We saw off the last of Kansas this morning and entered flat dry farming land of drought plagued eastern Colorado. Signs along the road reminded us that we were, and had been since St Louis, pretty much tracing the route of the original Santa Fe Trail the southern most route by which settlers traveled into the West. This trail brought many settlers to what is today New Mexico and was then Mexican territory and eventually precipitated the Mexican-American war. In the hey day of the trail one of the few outposts of supply and security was Bent Fort, a fortified adobe trading post built by the Bent brothers and a son of a French nobleman a few miles from todays town of La Junta.
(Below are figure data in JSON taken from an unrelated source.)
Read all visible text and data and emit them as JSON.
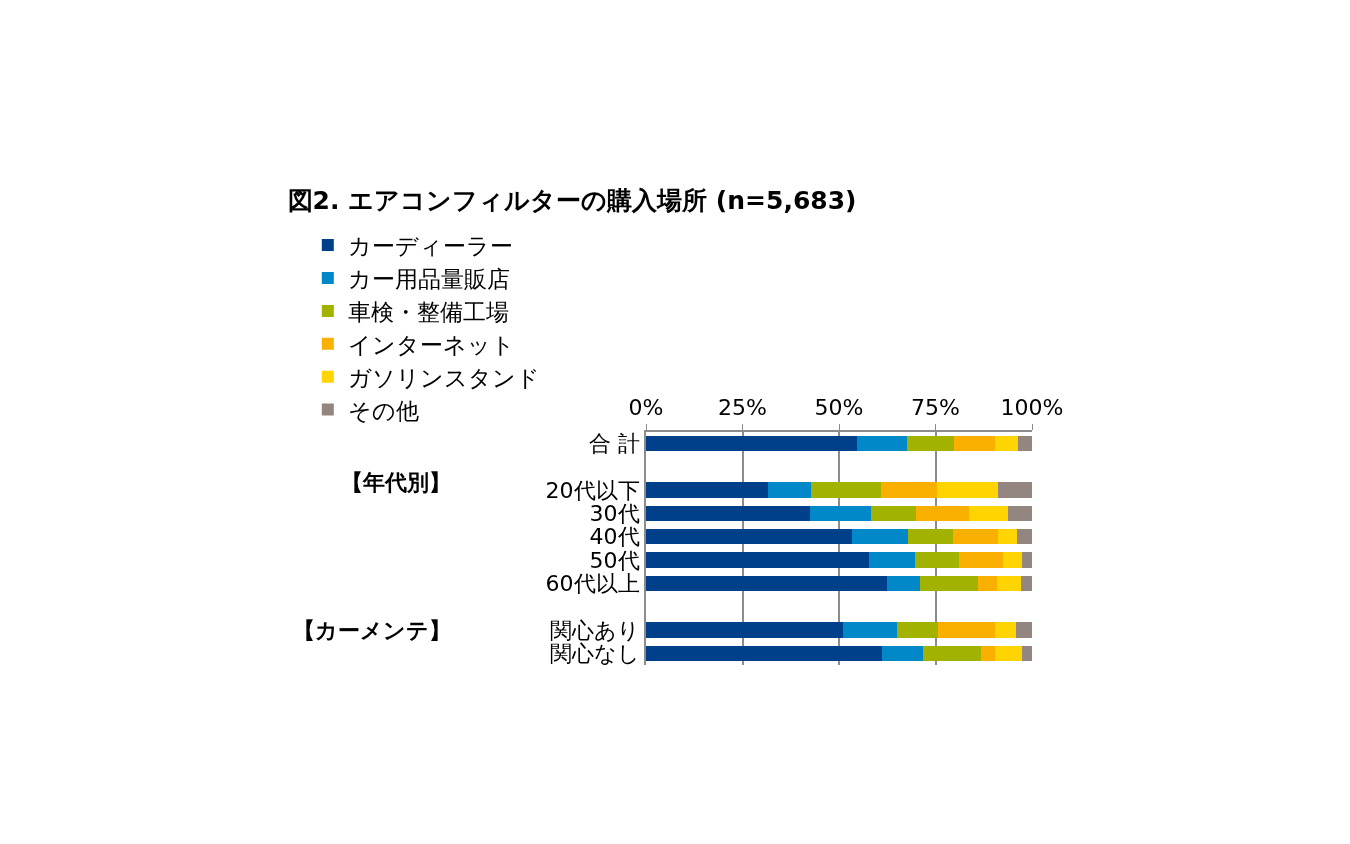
{
  "chart_data": {
    "type": "bar",
    "orientation": "horizontal",
    "stacked": true,
    "title": "図2. エアコンフィルターの購入場所 (n=5,683)",
    "categories": [
      "合 計",
      null,
      "20代以下",
      "30代",
      "40代",
      "50代",
      "60代以上",
      null,
      "関心あり",
      "関心なし"
    ],
    "series": [
      {
        "name": "カーディーラー",
        "color": "#00408a",
        "values": [
          54.7,
          null,
          31.6,
          42.5,
          53.3,
          57.8,
          62.4,
          null,
          51.1,
          61.1
        ]
      },
      {
        "name": "カー用品量販店",
        "color": "#0088c8",
        "values": [
          12.8,
          null,
          11.2,
          15.7,
          14.6,
          11.9,
          8.7,
          null,
          13.8,
          10.7
        ]
      },
      {
        "name": "車検・整備工場",
        "color": "#a2b200",
        "values": [
          12.3,
          null,
          18.2,
          11.8,
          11.7,
          11.3,
          15.0,
          null,
          10.8,
          15.0
        ]
      },
      {
        "name": "インターネット",
        "color": "#f9b000",
        "values": [
          10.7,
          null,
          14.5,
          13.6,
          11.7,
          11.5,
          4.8,
          null,
          14.6,
          3.7
        ]
      },
      {
        "name": "ガソリンスタンド",
        "color": "#ffd400",
        "values": [
          5.8,
          null,
          15.6,
          10.3,
          4.8,
          4.9,
          6.2,
          null,
          5.5,
          6.9
        ]
      },
      {
        "name": "その他",
        "color": "#938680",
        "values": [
          3.7,
          null,
          8.9,
          6.1,
          3.9,
          2.6,
          2.9,
          null,
          4.2,
          2.6
        ]
      }
    ],
    "xlim": [
      0,
      100
    ],
    "xticks": [
      {
        "value": 0,
        "label": "0%"
      },
      {
        "value": 25,
        "label": "25%"
      },
      {
        "value": 50,
        "label": "50%"
      },
      {
        "value": 75,
        "label": "75%"
      },
      {
        "value": 100,
        "label": "100%"
      }
    ],
    "annotations": [
      "【年代別】",
      "【カーメンテ】"
    ],
    "grid": "x",
    "legend": "top"
  }
}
The fort burned down in 1849 but was rebuilt in the mid 1970's as a historic monument and filled with historic artifacts and is today staffed by Park Rangers and volunteers in period costumes. We spent a pleasant, though hot, few hours there enthralled by the fort structure and the old tools and other implements. An interesting point of trivia was a discussion with one of the staff about the word Arkansas, which of course we all now know to pronounce as Ar-kan-saw. However it seems (or at least we were told) that when the state of Arkansas joined the Union its two Senators differed on their pronunciation of the word. One used the now accepted pronunciation of Ar-kan-saw while the other called his state Ar-kan-sas. Soon after statehood was granted the state legislature adopted the Ar-kan-saw pronunciation as the officially correct form. Just to confuse us foreigners apparently many people from Kansas still call it Ar-kan-sas.
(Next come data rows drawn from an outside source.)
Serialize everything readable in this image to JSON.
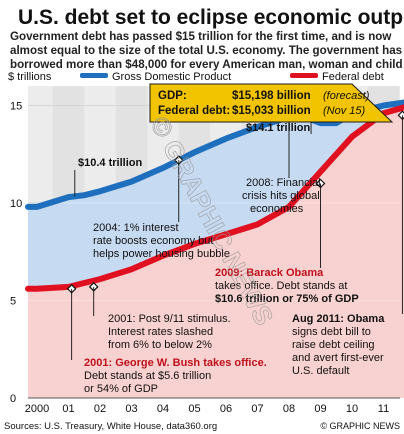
{
  "header": {
    "title": "U.S. debt set to eclipse economic output",
    "subtitle_lines": [
      "Government debt has passed $15 trillion for the first time, and is now",
      "almost equal to the size of the total U.S. economy. The government has",
      "borrowed more than $48,000 for every American man, woman and child"
    ]
  },
  "legend": {
    "unit": "$ trillions",
    "gdp": "Gross Domestic Product",
    "debt": "Federal debt"
  },
  "callout": {
    "gdp_label": "GDP:",
    "gdp_value": "$15,198 billion",
    "gdp_note": "(forecast)",
    "debt_label": "Federal debt:",
    "debt_value": "$15,033 billion",
    "debt_note": "(Nov 15)"
  },
  "annotations": {
    "gdp_2001": "$10.4 trillion",
    "gdp_2008": "$14.1 trillion",
    "crisis": [
      "2008: Financial",
      "crisis hits global",
      "economies"
    ],
    "rate": [
      "2004: 1% interest",
      "rate boosts economy but",
      "helps power housing bubble"
    ],
    "obama": [
      "2009: Barack Obama",
      "takes office. Debt stands at",
      "$10.6 trillion or 75% of GDP"
    ],
    "stimulus": [
      "2001: Post 9/11 stimulus.",
      "Interest rates slashed",
      "from 6% to below 2%"
    ],
    "bush": [
      "2001: George W. Bush takes office.",
      "Debt stands at $5.6 trillion",
      "or 54% of GDP"
    ],
    "aug2011": [
      "Aug 2011: Obama",
      "signs debt bill to",
      "raise debt ceiling",
      "and avert first-ever",
      "U.S. default"
    ]
  },
  "footer": {
    "source": "Sources: U.S. Treasury, White House, data360.org",
    "credit": "© GRAPHIC NEWS"
  },
  "watermark": "© GRAPHIC NEWS",
  "colors": {
    "gdp": "#1f6fbf",
    "debt": "#e01020",
    "gdp_fill": "#c6daf2",
    "debt_fill": "#f8d2d0",
    "callout": "#f2c400"
  },
  "chart_data": {
    "type": "area",
    "x_tick_labels": [
      "2000",
      "01",
      "02",
      "03",
      "04",
      "05",
      "06",
      "07",
      "08",
      "09",
      "10",
      "11"
    ],
    "ylabel": "$ trillions",
    "ylim": [
      0,
      16
    ],
    "y_ticks": [
      0,
      5,
      10,
      15
    ],
    "grid": true,
    "series": [
      {
        "name": "Gross Domestic Product",
        "x": [
          2000.0,
          2001.0,
          2001.5,
          2002.0,
          2003.0,
          2004.0,
          2005.0,
          2006.0,
          2007.0,
          2008.0,
          2008.5,
          2009.0,
          2009.5,
          2010.0,
          2011.0,
          2011.85
        ],
        "values": [
          9.8,
          10.3,
          10.4,
          10.6,
          11.1,
          11.8,
          12.6,
          13.3,
          13.9,
          14.4,
          14.4,
          14.1,
          14.1,
          14.6,
          15.0,
          15.2
        ]
      },
      {
        "name": "Federal debt",
        "x": [
          2000.0,
          2001.0,
          2002.0,
          2003.0,
          2004.0,
          2005.0,
          2006.0,
          2007.0,
          2008.0,
          2009.0,
          2010.0,
          2011.0,
          2011.85
        ],
        "values": [
          5.6,
          5.7,
          6.1,
          6.6,
          7.3,
          7.9,
          8.4,
          8.9,
          9.8,
          11.6,
          13.4,
          14.6,
          15.0
        ]
      }
    ],
    "events": [
      {
        "x": 2001.1,
        "series": "Federal debt",
        "value": 5.6
      },
      {
        "x": 2001.8,
        "series": "Federal debt",
        "value": 5.7
      },
      {
        "x": 2004.5,
        "series": "Gross Domestic Product",
        "value": 12.2
      },
      {
        "x": 2008.0,
        "series": "Gross Domestic Product",
        "value": 14.4
      },
      {
        "x": 2009.0,
        "series": "Federal debt",
        "value": 11.0
      },
      {
        "x": 2011.6,
        "series": "Federal debt",
        "value": 14.5
      }
    ]
  }
}
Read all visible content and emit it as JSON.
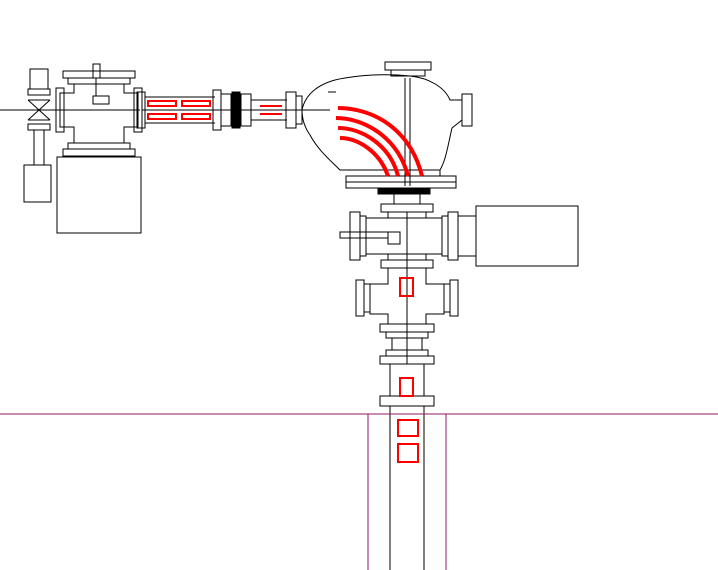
{
  "drawing": {
    "background": "#ffffff",
    "line_color": "#000000",
    "highlight_color": "#ff0000",
    "floor_line_color": "#8b1a6b"
  },
  "components": [
    {
      "name": "left-valve-assembly",
      "icon": "gate-valve-icon"
    },
    {
      "name": "left-six-way-cross",
      "icon": "pipe-cross-icon"
    },
    {
      "name": "left-pump-box",
      "icon": "pump-icon"
    },
    {
      "name": "horizontal-beamline",
      "icon": "beam-pipe-icon"
    },
    {
      "name": "bellows-coupling",
      "icon": "bellows-icon"
    },
    {
      "name": "bending-magnet-chamber",
      "icon": "dipole-magnet-icon"
    },
    {
      "name": "right-six-way-cross",
      "icon": "pipe-cross-icon"
    },
    {
      "name": "right-pump-box",
      "icon": "pump-icon"
    },
    {
      "name": "lower-four-way-cross",
      "icon": "pipe-cross-icon"
    },
    {
      "name": "vertical-beamline",
      "icon": "beam-pipe-icon"
    },
    {
      "name": "floor-line",
      "icon": "floor-icon"
    }
  ]
}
After the fort visit we ventured into La Junta looking for the premises of Terry Lee Enterprises, the name of the business owned and operated by Rob Pickering the Unimog expert we had come to spend a few days with. No address or searching was necessary though as a large sign and a parking lot full of various models of Unimog trucks and a variety of tracked off-road vehicles almost jumped out to meet us.

Edwin, the sole employee on duty when we arrived, got us settled on the workshops parking lot for the night with a key to the shop in case we needed to use the rest rooms. Rob arrived a little later from a trip to Denver and with introductions done we were all primed for the work to start next morning.

PS The observant reader will note that in photo number 2 the steering wheel of the truck is on the wrong side of the cabin. We stopped at a rest area this morning and moved the steering wheel (through the magic of the Unimog Vario-pilot system) just to check that it worked.